Desjardins, a cargo and refueling plane pilot and commander, became the academy’s first female commandant Thursday at a ceremony on the academy’s indoor track.
“We have flown troops and equipment into Iraq and Afghanistan and returned with the remains of our fallen comrades,” she told the entire cadet wing, which stood at parade rest in dress blues. “That same willingness to overcome obstacles and accomplish our mission is needed here.”
Desjardins, 47, was tapped in October to replace Brig. Gen. Johnny Weida, who was accused and subsequently cleared of allegations of proselytizing cadets.
She spent the past 13 months in South Carolina as commander of Charleston Air Force Base’s 437th Airlift Wing, the first woman to lead the 4,258 airmen in support of the wars in Iraq and Afghanistan.
Her Air Force career started in 1976, when she learned the academy was planning to accept female cadets.
Five days after graduating from New Hampshire’s Portsmouth High School, the daughter of a Korean War veteran joined the first 157 women to report for basic cadet training.
Desjardins went on to fly more than 3,800 hours in what airmen call “heavies,” air tankers such as the KC-10 that carry cargo and fuel. The Air Force didn’t allow women to fly fighter planes until 1993.
About that time, while working at the Pentagon, Desjardins met her future husband, congressional staffer Peter Lennon.
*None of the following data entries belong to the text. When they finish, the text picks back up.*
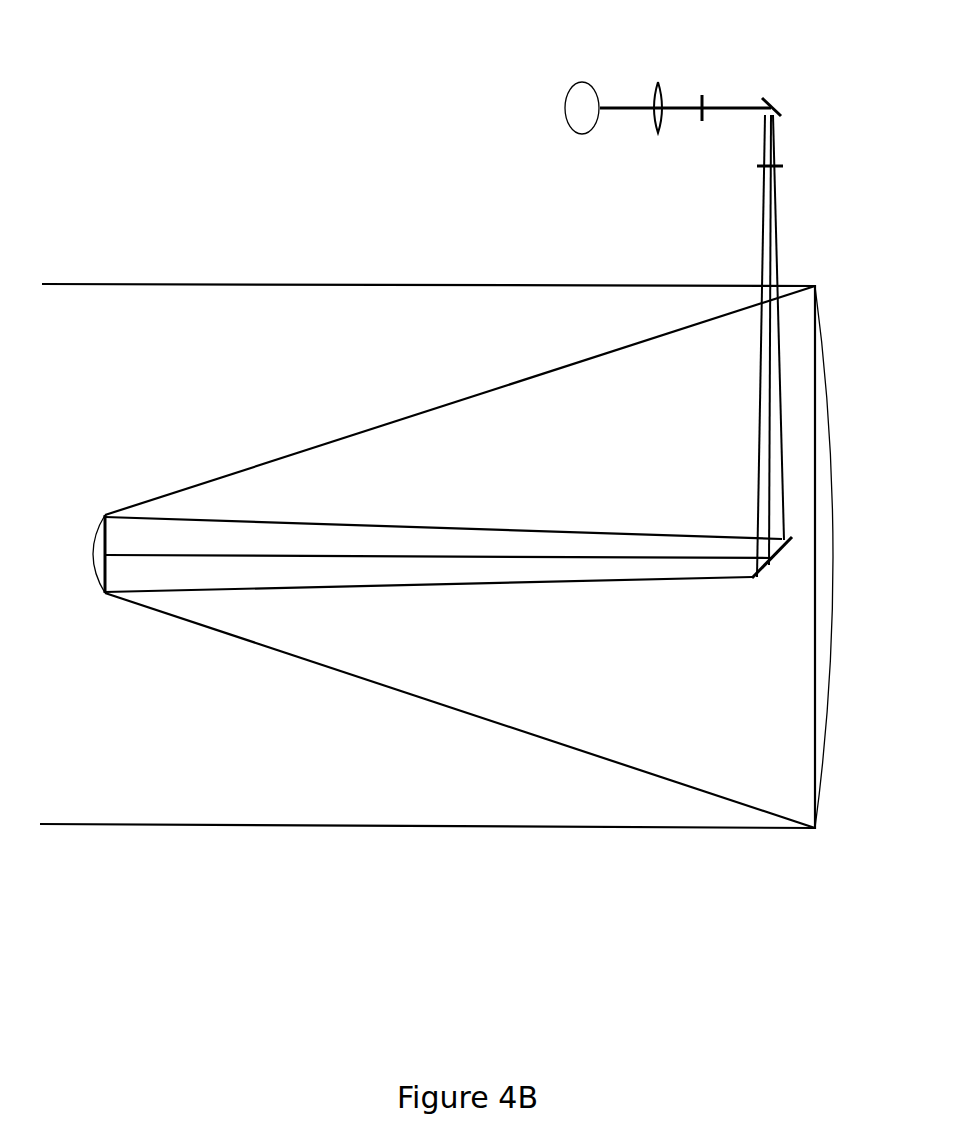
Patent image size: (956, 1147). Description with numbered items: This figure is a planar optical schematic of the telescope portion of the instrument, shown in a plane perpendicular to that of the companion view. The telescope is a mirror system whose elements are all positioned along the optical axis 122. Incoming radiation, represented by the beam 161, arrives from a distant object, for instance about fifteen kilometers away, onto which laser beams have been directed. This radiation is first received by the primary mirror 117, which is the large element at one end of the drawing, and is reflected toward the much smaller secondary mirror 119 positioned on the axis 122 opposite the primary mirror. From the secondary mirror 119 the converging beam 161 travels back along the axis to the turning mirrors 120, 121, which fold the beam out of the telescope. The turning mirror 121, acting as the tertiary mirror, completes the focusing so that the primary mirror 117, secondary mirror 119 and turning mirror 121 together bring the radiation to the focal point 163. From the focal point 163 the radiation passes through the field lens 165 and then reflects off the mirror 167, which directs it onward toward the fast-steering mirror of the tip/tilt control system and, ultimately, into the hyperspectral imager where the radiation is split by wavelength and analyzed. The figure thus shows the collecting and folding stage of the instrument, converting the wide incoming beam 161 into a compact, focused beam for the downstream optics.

The primary mirror 117 is at (436, 556).
The secondary mirror 119 is at (61, 519).
The turning mirror 120 is at (724, 392).
The turning mirror 121 is at (727, 69).
The optical axis 122 is at (438, 597).
The beam 161 is at (460, 596).
The focal point 163 is at (745, 67).
The field lens 165 is at (617, 71).
The mirror 167 is at (542, 142).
The couple wed in 1996, and Desjardins kept her maiden name.
Lennon was working for the Defense Department in a Pentagon office when the building was attacked on Sept. 11, 2001. He survived.
Desjardins said she plans to build on the success of programs initiated over the past three years as the academy has battled a sexual assault scandal and allegations of religious intolerance.
“I try to ignore being the first woman to do this or that,” she said. “The important thing is the 4,400 young men and women I am now responsible for.”